The past few days have made crystal clear the perfidy of the economic side of this U.S. war against Russia.
It all began at the important high-level international meeting on Ukraine’s future held in Yalta in September 2013, where a major topic was the shale gas revolution which the United States hoped to use to weaken Russia. Former U.S. energy secretary Bill Richardson was there to make the pitch, applauded by Bill and Hillary Clinton. Washington hoped to use its fracking techniques to provide substitute sources for natural gas, driving Russia out of the market. This amounts to selling Europe a pig in a poke.

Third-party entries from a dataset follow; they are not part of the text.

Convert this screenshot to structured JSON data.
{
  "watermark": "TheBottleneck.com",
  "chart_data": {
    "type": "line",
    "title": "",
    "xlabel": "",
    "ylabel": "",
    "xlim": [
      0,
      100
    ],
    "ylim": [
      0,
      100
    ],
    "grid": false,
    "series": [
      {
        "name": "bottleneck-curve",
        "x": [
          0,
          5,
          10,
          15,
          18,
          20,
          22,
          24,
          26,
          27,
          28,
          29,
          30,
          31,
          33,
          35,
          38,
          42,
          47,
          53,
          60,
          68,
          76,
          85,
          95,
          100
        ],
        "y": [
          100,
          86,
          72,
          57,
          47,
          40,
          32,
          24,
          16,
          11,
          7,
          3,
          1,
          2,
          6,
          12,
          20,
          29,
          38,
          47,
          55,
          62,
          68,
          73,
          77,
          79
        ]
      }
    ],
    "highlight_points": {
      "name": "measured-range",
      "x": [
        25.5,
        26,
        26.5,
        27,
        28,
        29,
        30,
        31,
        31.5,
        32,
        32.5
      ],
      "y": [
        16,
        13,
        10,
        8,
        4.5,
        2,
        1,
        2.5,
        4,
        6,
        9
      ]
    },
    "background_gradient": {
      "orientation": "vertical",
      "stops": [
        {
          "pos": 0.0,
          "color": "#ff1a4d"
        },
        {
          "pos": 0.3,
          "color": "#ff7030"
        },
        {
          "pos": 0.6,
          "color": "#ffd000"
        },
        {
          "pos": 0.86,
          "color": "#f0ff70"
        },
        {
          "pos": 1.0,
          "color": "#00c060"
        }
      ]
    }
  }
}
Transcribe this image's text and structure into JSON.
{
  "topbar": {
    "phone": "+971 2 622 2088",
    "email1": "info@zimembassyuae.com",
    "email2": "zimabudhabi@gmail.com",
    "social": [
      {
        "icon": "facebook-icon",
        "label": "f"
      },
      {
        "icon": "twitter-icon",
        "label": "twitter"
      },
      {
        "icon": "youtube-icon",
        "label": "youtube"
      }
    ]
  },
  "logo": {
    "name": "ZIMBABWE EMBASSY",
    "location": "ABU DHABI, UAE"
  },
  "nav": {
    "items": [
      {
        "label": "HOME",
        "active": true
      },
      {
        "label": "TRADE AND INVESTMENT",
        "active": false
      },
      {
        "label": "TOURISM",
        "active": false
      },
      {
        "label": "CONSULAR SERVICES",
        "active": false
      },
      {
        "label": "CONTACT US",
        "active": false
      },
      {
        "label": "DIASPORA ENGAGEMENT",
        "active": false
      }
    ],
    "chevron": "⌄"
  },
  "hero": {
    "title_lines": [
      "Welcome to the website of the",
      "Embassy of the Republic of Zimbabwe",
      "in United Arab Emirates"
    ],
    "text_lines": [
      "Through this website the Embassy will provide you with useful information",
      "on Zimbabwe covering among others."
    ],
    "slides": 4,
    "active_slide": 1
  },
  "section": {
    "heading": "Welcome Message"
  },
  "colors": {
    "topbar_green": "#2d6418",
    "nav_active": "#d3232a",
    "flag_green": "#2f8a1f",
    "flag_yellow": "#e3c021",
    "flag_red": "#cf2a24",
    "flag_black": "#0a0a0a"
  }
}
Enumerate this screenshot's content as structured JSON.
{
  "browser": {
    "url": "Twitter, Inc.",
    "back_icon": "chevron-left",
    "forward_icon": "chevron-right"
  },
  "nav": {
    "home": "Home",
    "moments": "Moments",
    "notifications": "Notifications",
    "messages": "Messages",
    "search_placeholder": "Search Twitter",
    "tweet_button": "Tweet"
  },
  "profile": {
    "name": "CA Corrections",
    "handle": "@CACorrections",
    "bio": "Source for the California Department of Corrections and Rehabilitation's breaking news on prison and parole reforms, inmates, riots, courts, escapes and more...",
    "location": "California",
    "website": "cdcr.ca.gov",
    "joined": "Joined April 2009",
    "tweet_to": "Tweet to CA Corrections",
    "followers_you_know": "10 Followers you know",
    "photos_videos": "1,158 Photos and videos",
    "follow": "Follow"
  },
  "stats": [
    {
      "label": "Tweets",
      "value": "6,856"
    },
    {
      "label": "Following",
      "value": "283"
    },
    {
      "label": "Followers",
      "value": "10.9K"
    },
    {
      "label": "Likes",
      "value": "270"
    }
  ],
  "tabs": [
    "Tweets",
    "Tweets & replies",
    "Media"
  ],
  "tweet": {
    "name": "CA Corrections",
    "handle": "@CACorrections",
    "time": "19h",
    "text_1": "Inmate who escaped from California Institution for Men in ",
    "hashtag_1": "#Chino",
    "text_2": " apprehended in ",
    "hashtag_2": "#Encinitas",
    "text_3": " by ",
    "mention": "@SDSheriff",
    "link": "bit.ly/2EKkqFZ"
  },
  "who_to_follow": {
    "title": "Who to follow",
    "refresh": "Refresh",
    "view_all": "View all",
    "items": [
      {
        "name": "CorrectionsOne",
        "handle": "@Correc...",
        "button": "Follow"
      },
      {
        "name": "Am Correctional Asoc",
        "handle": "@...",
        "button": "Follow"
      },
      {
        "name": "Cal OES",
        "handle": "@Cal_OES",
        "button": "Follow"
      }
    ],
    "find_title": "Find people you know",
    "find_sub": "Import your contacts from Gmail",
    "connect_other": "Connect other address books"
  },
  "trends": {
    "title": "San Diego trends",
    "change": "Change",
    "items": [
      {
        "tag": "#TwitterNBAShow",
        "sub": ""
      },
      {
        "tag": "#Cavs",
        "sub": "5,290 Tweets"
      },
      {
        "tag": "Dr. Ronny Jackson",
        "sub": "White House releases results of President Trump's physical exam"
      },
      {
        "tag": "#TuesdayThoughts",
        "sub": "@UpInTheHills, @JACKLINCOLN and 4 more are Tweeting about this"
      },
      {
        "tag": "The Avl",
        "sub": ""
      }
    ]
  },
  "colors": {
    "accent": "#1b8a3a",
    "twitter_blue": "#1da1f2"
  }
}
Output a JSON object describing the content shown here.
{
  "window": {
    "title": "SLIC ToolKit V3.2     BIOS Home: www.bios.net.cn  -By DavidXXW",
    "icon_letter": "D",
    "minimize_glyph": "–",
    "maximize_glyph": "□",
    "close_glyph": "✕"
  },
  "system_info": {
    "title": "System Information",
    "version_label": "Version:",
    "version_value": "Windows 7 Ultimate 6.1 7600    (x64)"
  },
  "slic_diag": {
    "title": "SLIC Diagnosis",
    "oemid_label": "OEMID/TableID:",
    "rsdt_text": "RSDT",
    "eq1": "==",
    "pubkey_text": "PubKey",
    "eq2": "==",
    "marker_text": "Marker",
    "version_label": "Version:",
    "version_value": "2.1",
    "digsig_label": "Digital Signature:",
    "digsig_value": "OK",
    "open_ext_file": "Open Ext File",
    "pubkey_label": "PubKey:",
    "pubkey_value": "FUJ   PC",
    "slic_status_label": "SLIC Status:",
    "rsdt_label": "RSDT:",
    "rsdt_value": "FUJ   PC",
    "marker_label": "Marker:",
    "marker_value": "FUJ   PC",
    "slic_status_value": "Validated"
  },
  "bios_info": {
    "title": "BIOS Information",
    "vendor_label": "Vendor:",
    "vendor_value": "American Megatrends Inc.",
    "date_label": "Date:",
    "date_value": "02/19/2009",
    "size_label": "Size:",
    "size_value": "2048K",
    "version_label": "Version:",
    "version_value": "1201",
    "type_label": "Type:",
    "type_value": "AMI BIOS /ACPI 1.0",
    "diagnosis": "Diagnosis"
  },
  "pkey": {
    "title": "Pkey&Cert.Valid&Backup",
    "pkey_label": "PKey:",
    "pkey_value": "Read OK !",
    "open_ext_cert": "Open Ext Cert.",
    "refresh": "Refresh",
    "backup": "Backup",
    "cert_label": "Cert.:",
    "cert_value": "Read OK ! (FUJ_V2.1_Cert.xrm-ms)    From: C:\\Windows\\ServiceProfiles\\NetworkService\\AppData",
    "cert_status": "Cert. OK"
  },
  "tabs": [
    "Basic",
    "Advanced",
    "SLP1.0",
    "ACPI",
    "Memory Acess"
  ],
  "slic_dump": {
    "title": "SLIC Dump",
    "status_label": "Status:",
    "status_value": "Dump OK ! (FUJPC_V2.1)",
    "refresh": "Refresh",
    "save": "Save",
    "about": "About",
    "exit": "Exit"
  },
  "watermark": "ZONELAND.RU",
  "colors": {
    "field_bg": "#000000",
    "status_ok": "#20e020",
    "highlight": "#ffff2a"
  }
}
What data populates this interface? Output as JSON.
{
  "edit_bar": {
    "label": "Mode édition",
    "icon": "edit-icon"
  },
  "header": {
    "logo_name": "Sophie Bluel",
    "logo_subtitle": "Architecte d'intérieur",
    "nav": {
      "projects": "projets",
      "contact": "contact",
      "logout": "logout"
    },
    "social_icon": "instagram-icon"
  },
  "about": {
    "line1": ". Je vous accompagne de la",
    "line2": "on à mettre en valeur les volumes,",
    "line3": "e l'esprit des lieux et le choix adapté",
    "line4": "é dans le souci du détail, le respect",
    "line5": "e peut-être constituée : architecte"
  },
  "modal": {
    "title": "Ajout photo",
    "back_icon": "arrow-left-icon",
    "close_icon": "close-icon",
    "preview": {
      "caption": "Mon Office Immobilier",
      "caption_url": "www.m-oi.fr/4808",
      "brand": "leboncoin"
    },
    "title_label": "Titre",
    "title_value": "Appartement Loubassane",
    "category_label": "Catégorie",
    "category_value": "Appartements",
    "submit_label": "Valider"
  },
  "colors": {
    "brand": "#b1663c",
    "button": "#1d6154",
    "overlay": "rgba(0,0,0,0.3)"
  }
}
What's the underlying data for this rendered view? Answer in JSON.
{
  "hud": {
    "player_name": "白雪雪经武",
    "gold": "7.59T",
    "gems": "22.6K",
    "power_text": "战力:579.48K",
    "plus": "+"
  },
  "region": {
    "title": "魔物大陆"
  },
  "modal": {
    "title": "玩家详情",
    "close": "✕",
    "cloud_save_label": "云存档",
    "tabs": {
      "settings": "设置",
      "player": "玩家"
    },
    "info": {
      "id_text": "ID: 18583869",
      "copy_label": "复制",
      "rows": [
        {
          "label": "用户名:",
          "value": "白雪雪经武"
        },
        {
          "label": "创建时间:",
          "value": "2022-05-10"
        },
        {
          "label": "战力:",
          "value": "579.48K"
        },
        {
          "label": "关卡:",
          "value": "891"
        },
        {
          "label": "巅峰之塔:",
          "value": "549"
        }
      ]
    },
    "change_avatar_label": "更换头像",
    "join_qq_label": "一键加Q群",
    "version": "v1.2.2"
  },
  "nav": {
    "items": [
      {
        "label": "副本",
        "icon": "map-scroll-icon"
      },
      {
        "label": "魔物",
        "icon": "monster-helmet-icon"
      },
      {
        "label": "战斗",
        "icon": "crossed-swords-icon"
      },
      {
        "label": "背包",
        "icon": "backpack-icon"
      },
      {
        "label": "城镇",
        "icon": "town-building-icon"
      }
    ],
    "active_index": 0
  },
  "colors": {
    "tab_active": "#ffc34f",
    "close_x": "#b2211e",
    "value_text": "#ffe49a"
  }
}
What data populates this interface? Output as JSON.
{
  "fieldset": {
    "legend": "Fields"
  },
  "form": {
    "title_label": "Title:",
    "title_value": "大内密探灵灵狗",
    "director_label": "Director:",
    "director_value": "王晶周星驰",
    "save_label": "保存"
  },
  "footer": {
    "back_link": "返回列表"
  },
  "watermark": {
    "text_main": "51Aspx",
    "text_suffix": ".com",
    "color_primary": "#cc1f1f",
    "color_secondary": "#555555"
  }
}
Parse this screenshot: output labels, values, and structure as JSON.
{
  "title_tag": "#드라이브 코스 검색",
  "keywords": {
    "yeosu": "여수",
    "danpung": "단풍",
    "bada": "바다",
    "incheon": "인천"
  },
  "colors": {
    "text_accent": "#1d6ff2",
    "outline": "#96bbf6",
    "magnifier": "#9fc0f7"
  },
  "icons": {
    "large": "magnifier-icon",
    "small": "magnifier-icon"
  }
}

But this trick could not be accomplished by relying on the sacrosanct “market”, since fracking is more costly than Russian gas extraction. A major crisis was necessary in order to distort the market by political pressures. By the February 22 coup d’état, engineered by Victoria Nuland, the United States effectively took control of Ukraine, putting in power its agent “Yats” (Arseniy Yatsenyuk) who favors joining NATO. This direct threat to Russia’s naval base in Crimea led to the referendum which peacefully returned the historically Russian peninsula to Russia. But the U.S.-led chorus condemned the orderly return of Crimea as “Russian military aggression”. This defensive move is trumpeted by NATO as proof of Putin’s intention to invade Russia’s European neighbors for no reason at all.
Meanwhile, the United States’ economic invasion has gone largely unnoticed.